Art and Beer Event at the Portland Museum of Art, Eric Steen
Artist Eric Steen, a recent graduate from the Social Practice MFA program at Portland State University, wrote me the following in an email yesterday:
“In this article by Kristina Lee Podesva, in Fillip Magazine, she mentions that Claire Bishop calls much of the work where artists are turning galleries into bars works that have a “Microtopian Ethos”…saying, “an artist re-purposes [the gallery] as a site of refuge from the real world (even though he or she attempts to recreate social interactions there typically associated with existing places such as the pub or community centre). In this way, this work does not encourage us to strive for a larger utopian goal—such as securing permanent and free communal space—but rather to sit back and enjoy, in whatever way we can, the here and now.”
When I think about my own work, it is the smaller interactions, the ability to build relationships and insert myself into another community that is a more effective process for relaying my ideas to a broader group of people. For me, the small act, the conviviality, the togetherness, are all actions that are activism. It may be quiet, it may be small, it may not impress anyone but the people to which they are directed.”
Mr. Steen’s thoughts got me to thinking about several themes I’d like to explore in the next few posts, including the role of the academy in art production (and society in general), and what Podesva calls “the pedagogical turn in art” – in which educational activities are utilized as artistic processes or products. I find this particularly interesting both in my capacity as an educator at the Hammer Museum and as a former public school teacher. In my present job, I work frequently with undergraduates and graduates studying art (at UCLA in particular, but also many of the other first-class art schools in the Southland). I find quite a rich territory where education and art meet – from the notion of the second-class artist-educator (thanks to artist Liz Glynn for that particular categorization), to the fact that museum education departments are becoming the de facto sites for social practices (i.e. public programs such as MOCA’s Engagement Party series), to the massive output of MFAs across the country each year. What do all of these factors mean to systems and hierarchies of art production? And what does it mean to have such a professionalized MFA program dedicated to Social Practice? (Note: I currently know of three. Otis’s Public Practice MFA, the PSU Program, and CCA’s new MFA concentration in Social Practice).

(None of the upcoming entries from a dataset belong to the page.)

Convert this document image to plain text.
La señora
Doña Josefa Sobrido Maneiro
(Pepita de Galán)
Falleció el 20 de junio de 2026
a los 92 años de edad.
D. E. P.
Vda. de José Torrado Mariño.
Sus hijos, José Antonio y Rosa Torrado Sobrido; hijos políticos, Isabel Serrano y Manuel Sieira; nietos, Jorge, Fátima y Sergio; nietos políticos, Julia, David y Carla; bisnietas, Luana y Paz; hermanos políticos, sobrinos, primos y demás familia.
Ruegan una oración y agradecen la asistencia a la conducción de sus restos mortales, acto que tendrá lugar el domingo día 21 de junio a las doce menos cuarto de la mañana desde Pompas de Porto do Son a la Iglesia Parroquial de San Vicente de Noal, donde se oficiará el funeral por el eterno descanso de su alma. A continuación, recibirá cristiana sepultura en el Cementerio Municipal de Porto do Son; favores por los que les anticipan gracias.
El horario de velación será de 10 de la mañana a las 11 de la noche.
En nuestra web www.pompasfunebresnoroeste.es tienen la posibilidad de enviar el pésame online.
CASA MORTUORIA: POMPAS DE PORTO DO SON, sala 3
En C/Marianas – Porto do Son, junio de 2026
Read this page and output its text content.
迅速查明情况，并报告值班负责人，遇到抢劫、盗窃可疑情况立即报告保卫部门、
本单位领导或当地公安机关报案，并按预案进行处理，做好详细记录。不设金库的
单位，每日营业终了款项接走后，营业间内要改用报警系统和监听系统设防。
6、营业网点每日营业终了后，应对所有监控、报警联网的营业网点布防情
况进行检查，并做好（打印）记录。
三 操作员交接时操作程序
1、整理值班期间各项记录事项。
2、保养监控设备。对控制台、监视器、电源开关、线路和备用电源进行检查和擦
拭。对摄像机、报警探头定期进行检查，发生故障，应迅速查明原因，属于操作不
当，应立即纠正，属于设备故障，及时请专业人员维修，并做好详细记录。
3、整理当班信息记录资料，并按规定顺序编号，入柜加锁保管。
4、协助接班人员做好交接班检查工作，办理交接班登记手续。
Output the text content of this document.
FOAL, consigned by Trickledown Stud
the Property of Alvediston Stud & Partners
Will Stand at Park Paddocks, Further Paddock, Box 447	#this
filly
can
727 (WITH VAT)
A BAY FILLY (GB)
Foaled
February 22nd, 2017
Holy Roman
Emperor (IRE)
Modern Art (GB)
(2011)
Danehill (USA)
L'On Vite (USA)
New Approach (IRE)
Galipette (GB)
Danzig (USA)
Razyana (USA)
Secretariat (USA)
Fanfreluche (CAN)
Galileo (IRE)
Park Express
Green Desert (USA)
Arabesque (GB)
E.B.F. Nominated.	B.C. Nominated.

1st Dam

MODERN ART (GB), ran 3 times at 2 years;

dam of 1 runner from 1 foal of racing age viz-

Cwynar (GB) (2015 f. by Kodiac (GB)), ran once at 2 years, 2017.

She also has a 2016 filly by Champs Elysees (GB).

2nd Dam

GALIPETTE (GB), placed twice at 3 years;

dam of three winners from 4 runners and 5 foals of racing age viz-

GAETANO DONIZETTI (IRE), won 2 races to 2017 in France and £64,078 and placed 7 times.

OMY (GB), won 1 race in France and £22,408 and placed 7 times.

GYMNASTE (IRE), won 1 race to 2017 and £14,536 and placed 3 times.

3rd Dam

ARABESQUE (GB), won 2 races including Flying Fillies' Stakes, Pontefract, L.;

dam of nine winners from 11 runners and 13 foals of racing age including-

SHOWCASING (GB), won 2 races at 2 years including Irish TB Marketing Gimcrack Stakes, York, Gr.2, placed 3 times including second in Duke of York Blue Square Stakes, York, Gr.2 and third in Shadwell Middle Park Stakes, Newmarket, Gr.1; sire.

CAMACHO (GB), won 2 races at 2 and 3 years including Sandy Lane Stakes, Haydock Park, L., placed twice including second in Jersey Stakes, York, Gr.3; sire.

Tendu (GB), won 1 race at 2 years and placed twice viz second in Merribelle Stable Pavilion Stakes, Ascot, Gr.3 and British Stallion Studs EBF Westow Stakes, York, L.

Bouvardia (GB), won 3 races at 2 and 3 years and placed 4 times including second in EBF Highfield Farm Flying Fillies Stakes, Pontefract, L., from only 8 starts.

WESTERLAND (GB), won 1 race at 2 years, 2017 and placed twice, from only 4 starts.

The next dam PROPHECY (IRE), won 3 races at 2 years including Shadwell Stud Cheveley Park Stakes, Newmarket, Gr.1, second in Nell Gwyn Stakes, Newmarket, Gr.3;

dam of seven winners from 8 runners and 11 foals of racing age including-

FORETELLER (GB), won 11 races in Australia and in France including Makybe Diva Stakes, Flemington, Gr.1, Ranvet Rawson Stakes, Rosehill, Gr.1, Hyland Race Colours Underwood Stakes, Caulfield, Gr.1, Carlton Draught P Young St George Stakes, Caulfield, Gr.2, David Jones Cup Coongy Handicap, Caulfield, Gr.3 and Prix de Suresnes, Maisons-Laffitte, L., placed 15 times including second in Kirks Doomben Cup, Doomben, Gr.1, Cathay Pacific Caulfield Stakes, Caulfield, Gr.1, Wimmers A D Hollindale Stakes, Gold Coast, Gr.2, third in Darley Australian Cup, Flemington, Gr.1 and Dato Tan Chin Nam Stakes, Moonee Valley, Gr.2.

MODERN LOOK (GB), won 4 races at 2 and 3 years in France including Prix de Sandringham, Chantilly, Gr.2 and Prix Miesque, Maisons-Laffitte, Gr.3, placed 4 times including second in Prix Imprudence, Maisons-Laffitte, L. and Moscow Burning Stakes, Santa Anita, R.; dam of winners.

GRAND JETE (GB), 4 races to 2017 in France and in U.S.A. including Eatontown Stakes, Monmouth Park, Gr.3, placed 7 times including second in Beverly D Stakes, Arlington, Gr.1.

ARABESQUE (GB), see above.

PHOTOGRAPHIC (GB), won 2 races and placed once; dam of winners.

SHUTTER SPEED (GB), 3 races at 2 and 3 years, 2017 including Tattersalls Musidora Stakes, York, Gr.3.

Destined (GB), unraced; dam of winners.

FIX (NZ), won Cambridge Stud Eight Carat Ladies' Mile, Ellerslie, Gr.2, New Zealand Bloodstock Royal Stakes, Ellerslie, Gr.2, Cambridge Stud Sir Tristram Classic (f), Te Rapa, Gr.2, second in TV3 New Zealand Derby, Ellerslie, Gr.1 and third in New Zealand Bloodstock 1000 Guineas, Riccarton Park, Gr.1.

Mr. Steen, the product of such a program, seems to be rethinking the foundations of relational aesthetics as well as pedagogical practice in his work. Building relationships, sharing ideas, facilitating social interactions. I am immensely curious how his colleagues from PSU are operating, and what similarities might be drawn from their work. How are they analyzing communities, the public, their audience/participants? What are the activist qualities of these “small actions” Mr. Steen speaks of, and is their purpose to impress, or change, or cause revelation, or build connections, or pleasure? Should one measure such effects? How? What are the larger societal concerns and implications of this work? How is the process of social practice production and relevant theory taught?
So many questions. Attempting to address them will require some research on my part, but this wave of new social practice art graduate programs is fascinating, and I will continue to post my thoughts down the line.